ひとりじゃないと行儀悪くフライパンから直接食べられないけれど、スキレットという名のフライパンはなかなかいい。
火を点けているわけではないのに肉厚なのでいつまでも鉄板が熱いままなのだ。
もちろん火を落としているので肉が焦げることもない。
ステーキソースをかけたところもおいしかったが、レモンを垂らしたところもおいしかった。
俺は野菜ジュースをタマちゃんに出してもらい、カップに入れてごくごく飲んだ。
口の中の脂が洗われるようでさっぱりしているし、飲んでみると結構おいしいものだな。
スプーンに野菜ジュースを入れてフィオナに勧めたら、結構飲んで最後にげっぷをした。
相変わらずウェットティッシュの持ち合わせがないのでタオルで顔を拭いてやった。
タオルは洗濯屋タマちゃんできれいになるので問題ない。
400グラムの肉と野菜ジュースで結構お腹は膨らんだ。
最後に締めとして梅干しのおむすびをひとつ頬張った。
満足じゃ。
タマちゃんの耐熱性能がどれくらいか分からなかったので、スキレットが冷えるのを待って、そのほかの調理具といっしょに掃除してもらい、それから収納してもらった。
片付けもあっという間だ。
天井が明るいので時間感覚は狂うが、時計を見たら時刻は6時40分。
このまま寝てしまうと確実に12時前に目覚めてしまう。
今日は料理しないといけないからと思って6時でお仕事を切り上げたけれど、ちょっと早すぎた。

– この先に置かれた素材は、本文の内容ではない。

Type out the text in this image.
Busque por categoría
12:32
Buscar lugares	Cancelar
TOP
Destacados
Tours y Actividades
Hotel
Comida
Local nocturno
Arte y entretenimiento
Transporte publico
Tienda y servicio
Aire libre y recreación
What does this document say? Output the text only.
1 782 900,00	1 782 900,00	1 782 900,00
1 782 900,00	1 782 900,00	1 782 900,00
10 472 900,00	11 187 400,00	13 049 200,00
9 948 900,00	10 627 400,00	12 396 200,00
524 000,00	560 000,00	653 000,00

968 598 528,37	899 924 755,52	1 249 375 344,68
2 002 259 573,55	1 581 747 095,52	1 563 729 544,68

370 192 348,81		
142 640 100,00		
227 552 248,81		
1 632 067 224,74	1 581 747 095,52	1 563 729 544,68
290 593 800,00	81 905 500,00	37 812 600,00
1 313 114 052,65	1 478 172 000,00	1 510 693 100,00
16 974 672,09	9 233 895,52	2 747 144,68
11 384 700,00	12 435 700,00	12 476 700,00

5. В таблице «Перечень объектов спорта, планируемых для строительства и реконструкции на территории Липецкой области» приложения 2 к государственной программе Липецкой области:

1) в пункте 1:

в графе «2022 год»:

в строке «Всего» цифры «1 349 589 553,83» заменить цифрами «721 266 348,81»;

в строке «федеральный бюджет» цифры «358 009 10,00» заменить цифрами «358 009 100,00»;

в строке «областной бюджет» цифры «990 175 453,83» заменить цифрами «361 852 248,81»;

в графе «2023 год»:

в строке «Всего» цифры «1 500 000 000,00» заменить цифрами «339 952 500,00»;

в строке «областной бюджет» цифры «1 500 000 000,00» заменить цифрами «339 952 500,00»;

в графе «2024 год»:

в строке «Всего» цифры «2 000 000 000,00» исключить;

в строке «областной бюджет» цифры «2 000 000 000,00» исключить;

仕方ないのでヤカンにウォーターで水を入れてガスコンロにかけて沸騰したところで火を止め、紅茶のティーバッグを入れたカップに注いだ。
カップは野菜ジュースを飲んでタマちゃんにきれいにしてもらったカップだ。
それにレモンの輪切りを1枚入れる。
ティーバッグはカップに入れたままだ。
かき混ぜることなくそのまま紅茶をすする。
レモンのせいで紅茶は見た目薄くなったが、じつにおいしい紅茶だ。
一番は緑茶だが、レモンティーも捨てがたい。
1杯目を飲んでそのままお湯を足して、レモンだけは取り換えて2杯目を飲んだ。
こんなに便利なのに、いままでガスコンロを使わなかったことが不思議だ。
俺に限らず、いままでダンジョン内でガスコンロを使っている冒険者に一度も出会っていない。
ガスコンロとかヤカンは大きいし重たいから少しでも荷物は減らしたいかも知れないが、泊まり込みでもぐるような連中や、クローラーキャリアを使うような連中ならさすがに必須アイテムじゃないか?
とか勝手にどうでもいいこと考えながらお茶を飲み終わってもまだ7時10分だった。
明日は8時まで頑張ろう。
本格的に片付けを終え、タマちゃんに収納してもらった後、毛布2枚と枕代わりのバスタオルを出してもらって寝る準備をした。
「タマちゃん、俺が寝てる間にモンスターが現れたら適当にたおしちゃって」
そうタマちゃんに頼んで俺は寝ることにした。フィオナは俺の枕にしているバスタオルの端で横になって目を閉じた。
しばらく寝つけなかったがそのうち眠ったようだ。
朝になったのかと思って腕時計を見たらまだ11時半だった。
どうすればいいんだ?
とにかく天井が明るい。
仕方ないのでタオルを出して目の上にかけてそれで目を瞑ったらそのうち寝てしまった。